宗興の本棚

第167週『新1分間マネジャー』

第167週
2020/11/1
『新1分間マネジャー』
ケン・ブランチャード+スペンサー・ジョンソン著

1分間シリーズの最初の本。1983年に刊行されて以来、世界1500万部の大ヒットとなっています。

マネージャーとして成功するために、たった1分間でできる3つのこと(1分間目標設定、1分間称賛、1分間修正)を提示しています。それぞれ私なりにポイントと思う部分を書きます。

まず、1分間目標設定です。目標を絞って一緒に立てることも重要ですが、目標を都度見返すようにする、これがポイントだと思います。

「部下と上司に仕事の内容を聞くと、別々の答えが返ってくることが多い。」とあるように、メンバーが自分の職務と思っている範囲と、上司が思っている範囲にズレが生じることがあります。互いに、都度目標を見返すのはズレがなくなるために効果的な手段です。

次に、1分間称賛のポイントは、私は間をおく部分だと思います。

正しかったポイントを具体的に伝え、自分にとってどんなに嬉しいか伝える。そして、「少し間をおいて、自分の行動に対する満足感を味わわせる。」と書かれています。具体的に誉める、はよくあることですが、間をおいて満足感を実感してもらう、というのは新たな発見です。

最後に、1分間修正のポイントは、細かくフィードバックを与えていく部分です。

ありがちなのは、ミスや指摘事項をため、あとで一度にたくさんのフィードバックを与えてしまうことです。メンバーは一気に押し寄せる波に対処ができません。「早めにミスを見つけて、こまめにフィードバックを与えていくこと」と書かれているとおり、都度の修正がメンバーにとって助かるのです。

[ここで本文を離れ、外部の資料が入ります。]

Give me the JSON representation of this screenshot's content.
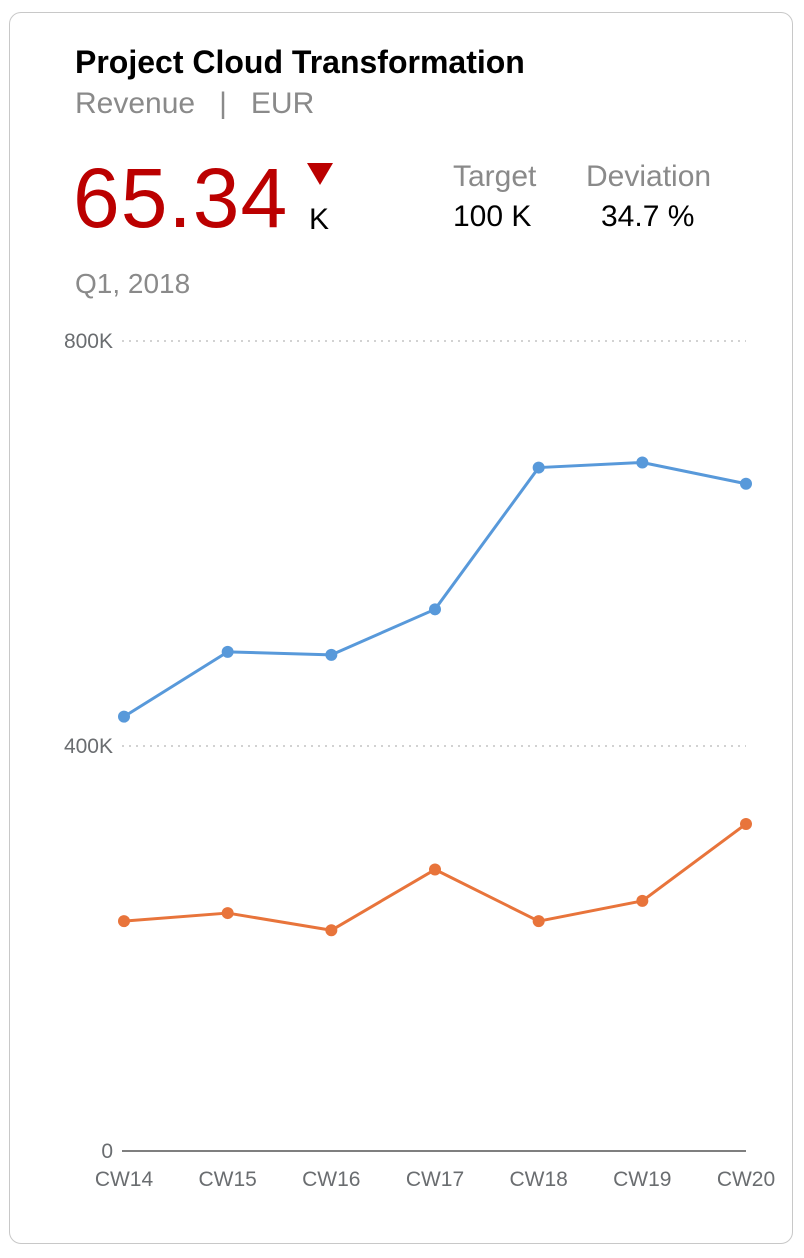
{
  "header": {
    "title": "Project Cloud Transformation",
    "measure": "Revenue",
    "separator": "|",
    "currency": "EUR"
  },
  "kpi": {
    "value": "65.34",
    "unit": "K",
    "trend": "down",
    "trend_icon": "down-triangle-icon",
    "color": "#bb0000"
  },
  "target": {
    "label": "Target",
    "value": "100  K"
  },
  "deviation": {
    "label": "Deviation",
    "value": "34.7  %"
  },
  "period": "Q1, 2018",
  "chart_data": {
    "type": "line",
    "categories": [
      "CW14",
      "CW15",
      "CW16",
      "CW17",
      "CW18",
      "CW19",
      "CW20"
    ],
    "series": [
      {
        "color": "#5899da",
        "values": [
          429,
          493,
          490,
          535,
          675,
          680,
          659
        ]
      },
      {
        "color": "#e8743b",
        "values": [
          227,
          235,
          218,
          278,
          227,
          247,
          323
        ]
      }
    ],
    "ylim": [
      0,
      800
    ],
    "yticks": [
      {
        "value": 0,
        "label": "0"
      },
      {
        "value": 400,
        "label": "400K"
      },
      {
        "value": 800,
        "label": "800K"
      }
    ],
    "grid": true,
    "xlabel": "",
    "ylabel": ""
  }
}
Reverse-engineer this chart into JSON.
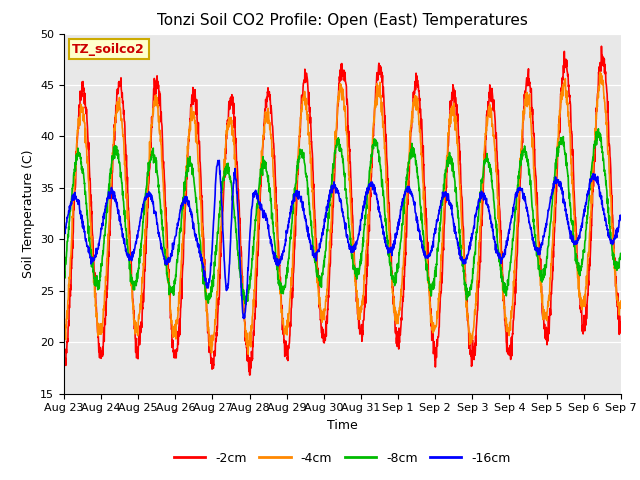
{
  "title": "Tonzi Soil CO2 Profile: Open (East) Temperatures",
  "xlabel": "Time",
  "ylabel": "Soil Temperature (C)",
  "ylim": [
    15,
    50
  ],
  "yticks": [
    15,
    20,
    25,
    30,
    35,
    40,
    45,
    50
  ],
  "legend_label": "TZ_soilco2",
  "series_labels": [
    "-2cm",
    "-4cm",
    "-8cm",
    "-16cm"
  ],
  "series_colors": [
    "#ff0000",
    "#ff8800",
    "#00bb00",
    "#0000ff"
  ],
  "background_color": "#e8e8e8",
  "title_fontsize": 11,
  "axis_fontsize": 9,
  "tick_fontsize": 8,
  "legend_fontsize": 9,
  "line_width": 1.2,
  "xtick_labels": [
    "Aug 23",
    "Aug 24",
    "Aug 25",
    "Aug 26",
    "Aug 27",
    "Aug 28",
    "Aug 29",
    "Aug 30",
    "Aug 31",
    "Sep 1",
    "Sep 2",
    "Sep 3",
    "Sep 4",
    "Sep 5",
    "Sep 6",
    "Sep 7"
  ]
}
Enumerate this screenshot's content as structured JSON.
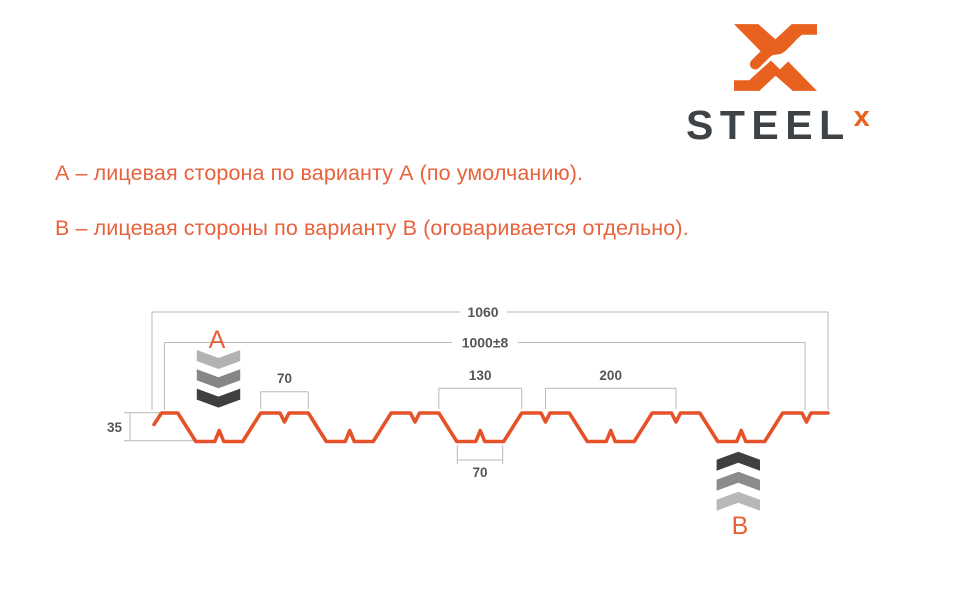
{
  "colors": {
    "logo_orange": "#e8611f",
    "brand_gray": "#3e4347",
    "note_orange": "#e8623c"
  },
  "logo": {
    "brand": "STEEL",
    "sup": "x"
  },
  "notes": {
    "line_a": "А – лицевая сторона по варианту А (по умолчанию).",
    "line_b": "В – лицевая стороны по варианту В (оговаривается отдельно)."
  },
  "drawing": {
    "dimensions": {
      "overall_width": "1060",
      "useful_width": "1000±8",
      "crest_top_width": "70",
      "valley_opening": "130",
      "pitch": "200",
      "valley_bottom_width": "70",
      "height": "35"
    },
    "markers": {
      "a": "А",
      "b": "В"
    },
    "profile_color": "#e5522a",
    "dim_line_color": "#b9b9b9",
    "dim_text_color": "#54565b",
    "marker_color": "#e8603a",
    "chevron_colors_a": [
      "#b2b2b2",
      "#868686",
      "#3f3f3f"
    ],
    "chevron_colors_b": [
      "#3f3f3f",
      "#8b8b8b",
      "#b8b8b8"
    ]
  }
}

本書では逆のパターンを「ほったからしてバッサリ」式のコミュニケーションと名付けています。そうならぬよう頻繁に細かく、終わったらカラッとする。これが1分間修正のポイントだと感じます。
(735字)

宗興の本棚

第166週『1分間リーダーシップ』

第166週
2020/11/1
『1分間リーダーシップ』
ケネス・ブランチャード+P・ジガーミ+D・ジガーミ著 ダイヤモンド社

LIFULL社外取締役の中尾さんの著書に、名著と書いてあったシリーズ。短い本で、1時間もあれば読めてしまう分量なのですが、なるほどと頷く部分が多くありました。

本書は業績を上げるリーダーの手法として状況対応型リーダーシップを提示しています。それは、指示型、コーチ型、援助型、委任型を、メンバーの成熟段階によって変えるものです。メンバーのその仕事への適正能力が低いうちは、指示型から始めます。そこからコーチ型、援助型を経て委任型へと移行していくやり方です。

印象に残ったことを二つ書きます。

一つは、人の成熟段階によって変えるというより、その人の能力とタスク・目標との関係によって使い分けるということです。

同じ人でも仕事の種類と成熟度が違えば、4つのリーダシップスタイルを使い分ける必要があるのは、見落としがちな点です。例えば、営業成績が優れた営業兼講師のメンバーがいたとします。営業成績が優れているのでつい委任型にしそうなのですが、研修講師として経験が乏しければ、その部分は指示型で導いていくことが効果的です。

もう一つは、目標設定と「取決め」が大切であることです。

経験が乏しいメンバーに対して、いきなり指示型のマネジメントをすると、管理が厳しいと思われる。一方、経験豊富なメンバーに、何も言わず委任型をすると、放置されていると思われる。私もそのような経験があります。「なぜそのように行動をしているか」を告げないと、間違って受け取られるのです。

よって円滑にメンバーを導くには、目標設定と、その際にどのようなスタイルをとるか、しっかりと伝える(=取決め)、共に歩むことが重要と感じます。

ちなみに状況対応型リーダーシップとしていますが、本書が伝えているのは日常のコミュニケーションの仕方であるため、状況対応型マネジメントの方が、私にはしっくりきます。